Showing off must be the only reason people drive these lumbering land yachts. Figure $40,000 for the vehicle, and there's seven years of payments at $685 a month, plus taxes, insurance, fuel, etc. You can get a lot of motel rooms and restaurant meals for that kind of money. But then again, isn't money better spent at urban dealerships than in small-town motels and cafes?
Finally we got to Lake City, where Packer is a major
industry: Packer books, dolls, coffee mugs (serving our
fellow man since 1874
), glow-in-the-dark plastic bones,
refrigerator magnets (think about what you're
eating
) and preserves -- a pint-sized Mason jar
containing six small heads amid other body parts.
The woman who makes the dolls, magnets and preserves,
Lori Winblood, told me that there have been some
complaints, mostly from newcomers,
about bad taste.
Since Texans -- there are many more Lone Star than Colorado
license plates in Hinsdale County -- have never been known
to exhibit good taste or complain about bad taste, I
suggested that this recent squeamishness must be a
California phenomenon from immigrants who don't approve of
any form of meat. You said it,
she whispered, so
I didn't have to.
Following Packer's trail, we proceeded to Saguache via the Los Pinos Indian Agency. I'll skip the route details because this was beautiful and uncrowded country -- perhaps even a rare cellular-free zone -- and the fewer people who know of it, the better. Sorry.
The Saguache Museum boasts a jail cell containing a Packer dummy. Volunteer guides hasten to point out that this is just for show, that this historic jail cell did not exist in 1874 when Packer escaped.
Duty demanded that I find Packer's actual cell. Fortunately, the resident history buffs were holding a potluck picnic in the Saguache town park Saturday, followed by tours of two historic sites -- a 1939 Civilian Conservation Corps camp and the 1867 Robertson Flour Mill.
We prevailed upon our local connection, Mugs Batchelder, to lead us to some Packer information. She introduced me to Cecil Hall, a man well-versed in Saguache lore. Packer had been incarcerated in a shack on Sheriff Wall's ranch, and Hall told us how to find it.
That research completed, we joined the CCC tour. Four
CCC boys,
all residents of San Luis when they joined
during the Depression, were showing people around.

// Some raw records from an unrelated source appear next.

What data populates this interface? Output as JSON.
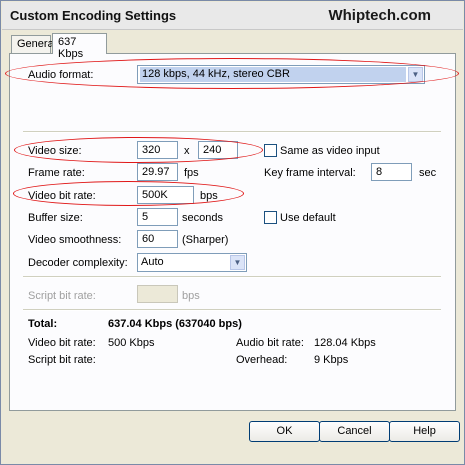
{
  "window": {
    "title": "Custom Encoding Settings",
    "watermark": "Whiptech.com"
  },
  "tabs": [
    {
      "label": "General"
    },
    {
      "label": "637 Kbps"
    }
  ],
  "audio": {
    "label": "Audio format:",
    "value": "128 kbps, 44 kHz, stereo CBR"
  },
  "video": {
    "size_label": "Video size:",
    "width": "320",
    "x_label": "x",
    "height": "240",
    "same_as_input_label": "Same as video input",
    "frame_rate_label": "Frame rate:",
    "frame_rate": "29.97",
    "fps_label": "fps",
    "key_frame_label": "Key frame interval:",
    "key_frame": "8",
    "sec_label": "sec",
    "bit_rate_label": "Video bit rate:",
    "bit_rate": "500K",
    "bps_label": "bps",
    "buffer_label": "Buffer size:",
    "buffer": "5",
    "seconds_label": "seconds",
    "use_default_label": "Use default",
    "smoothness_label": "Video smoothness:",
    "smoothness": "60",
    "sharper_label": "(Sharper)",
    "decoder_label": "Decoder complexity:",
    "decoder": "Auto"
  },
  "script": {
    "label": "Script bit rate:",
    "value": "",
    "unit": "bps"
  },
  "totals": {
    "total_label": "Total:",
    "total_value": "637.04 Kbps (637040 bps)",
    "video_label": "Video bit rate:",
    "video_value": "500 Kbps",
    "audio_label": "Audio bit rate:",
    "audio_value": "128.04 Kbps",
    "script_label": "Script bit rate:",
    "overhead_label": "Overhead:",
    "overhead_value": "9 Kbps"
  },
  "buttons": {
    "ok": "OK",
    "cancel": "Cancel",
    "help": "Help"
  }
}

The CCC,
often derided as a New Deal make-work project, built trails
and campgrounds, planted trees, stabilized eroding stream
beds. After their CCC days, these men fought in World War
II, and went on to raise families and lead productive lives
before retirement. That was a different Contract with
America,
and I wished Newt Gingrich had been with us as
we tromped around Rattlesnake Hill and heard them talk
about how the CCC improved their fortunes.
Then came the flour mill. We didn't stay long. Big bats flew at us inside. Outside, clouds of hungry mosquitoes attacked without mercy. I started to complain, but then realized that getting eaten was a fitting way to conclude my Packer research.